Originally, Hamlet had been based on the text package; the huge slow-down
introduced by text convinced me to migrate to bytestrings, and ultimately
blaze-html/blaze-builder. It could be that these were flaws in text that are
correctable and have nothing to do with UTF-16; however, it will be
difficult to produce a benchmark purely on the UTF-8/UTF-16 divide. Using
UTF-16 bytestrings would probably overstate the impact since it wouldn't be
using Bryan's fusion logic.

* Since the prevailing attitude has been such a disregard to any facts shown
>> thus far, it seems that the effort required to learn the internals of the
>> text package and attempt a patch would be wasted. In the meanwhile, Jasper
>> has released blaze-builder which does an amazing job at producing UTF-8
>> encoded data, which for the moment is my main need. As much as I'll be
>> chastised by the community, I'll stick with this approach for the moment.
>>
>
> I'm not sure this discussion has surfaced that many facts. What we do have
> is plenty of theories.

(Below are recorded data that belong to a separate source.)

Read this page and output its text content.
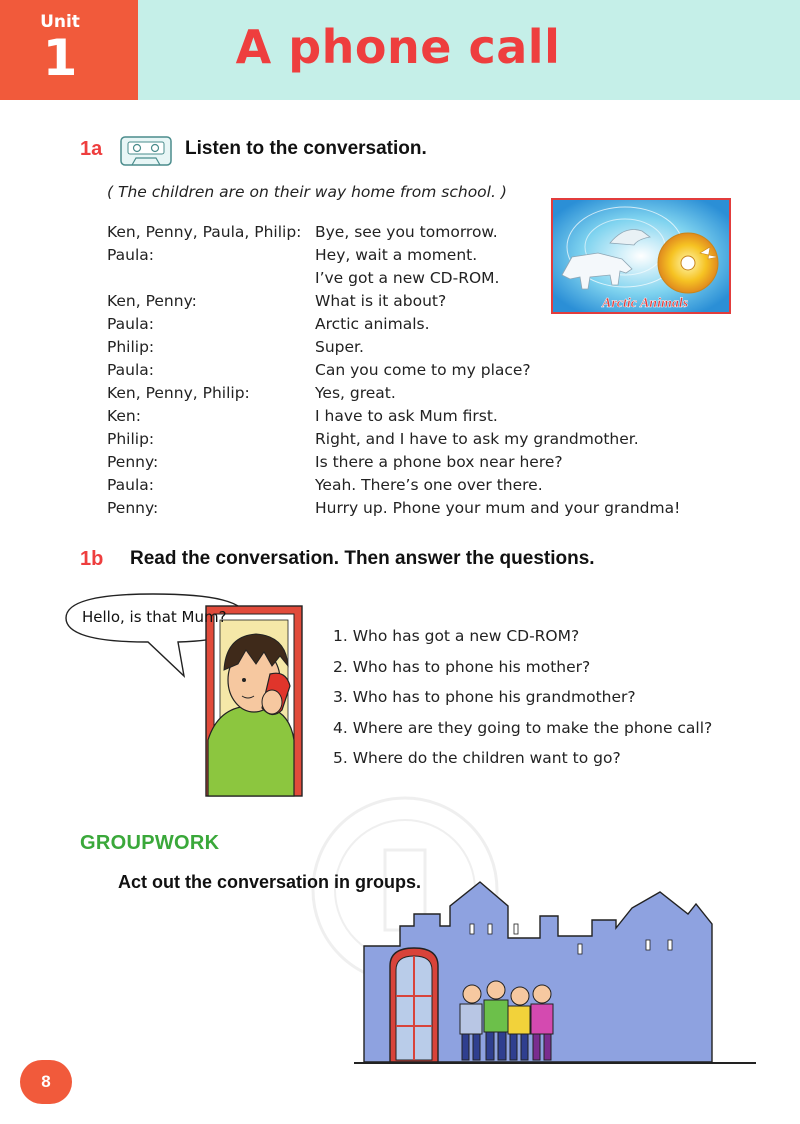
Unit
1	A phone call
1a	Listen to the conversation.
( The children are on their way home from school. )
Ken, Penny, Paula, Philip: Bye, see you tomorrow.
Paula:	Hey, wait a moment.
I’ve got a new CD-ROM.
Ken, Penny:	What is it about?
Paula:	Arctic animals.
Philip:	Super.
Paula:	Can you come to my place?
Ken, Penny, Philip:	Yes, great.
Ken:	I have to ask Mum first.
Philip:	Right, and I have to ask my grandmother.
Penny:	Is there a phone box near here?
Paula:	Yeah. There’s one over there.
Penny:	Hurry up. Phone your mum and your grandma!
Arctic Animals
1b Read the conversation. Then answer the questions.
Hello, is that Mum?
1. Who has got a new CD-ROM?
2. Who has to phone his mother?
3. Who has to phone his grandmother?
4. Where are they going to make the phone call?
5. Where do the children want to go?
GROUPWORK
Act out the conversation in groups.
8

I can easily add some more:
>
>     * GHC is not doing a good job laying out the branches in the validation
> code that does arithmetic on the input byte sequence, to validate the input
> and compute the Unicode code point that should be streamed using fusion.
>
>     * The differences in text and bytestring's fusion framework get in the
> way of some optimization in GHC (text uses a more sophisticated fusion
> frameworks that handles some cases bytestring can't according to Bryan).
>
>     * Lingering space leaks is hurting performance (Bryan plugged one
> already).
>
>     * The use of a polymorphic loop state in the fusion framework gets in
> the way of unboxing.
>
>     * Extraneous copying in the Handle implementation slows down I/O.
>
> All these are plausible reasons why Text might perform worse than
> ByteString. We need find out why ones are true by benchmarking and looking
> at the generated Core.
>
>
 Now if you tell me that text would consider applying a UTF-8 patch, that
>> would be a different story. But I don't have the time to maintain a separate
>> UTF-8 version of text. For me, the whole point of this discussion was to
>> determine whether we should attempt porting to UTF-8, which as I understand
>> it would be a rather large undertaking.
>>
>
> I don't see any reason why Bryan wouldn't accept an UTF-8 patch if it was
> faster on some set of benchmarks (starting with the ones already in the
> library) that we agree on.
>
> I think that's the main issue, and one that Duncan nailed on the head: we
have to think about what are the important benchmarks. For Hamlet, I need
fast UTF-8 bytestring generation. I don't care at all about algorithmic
speed for split texts, as an example. My (probably uneducated) guess is that
UTF-16 tends to perform many operations in memory faster since almost all
characters are represented as 16 bits, while the big benefit for UTF-8 is in
reading UTF-8 data, rendering UTF-8 data and decreased memory usage. But as
I said, that's an (uneducated) guess.

Some people have been floating the idea of multiple text packages. I
personally would *not* want to go down that road, but it might be the only
approach that allows top performance for all use cases. As is, I'm quite
happy using blaze-builder for Hamlet.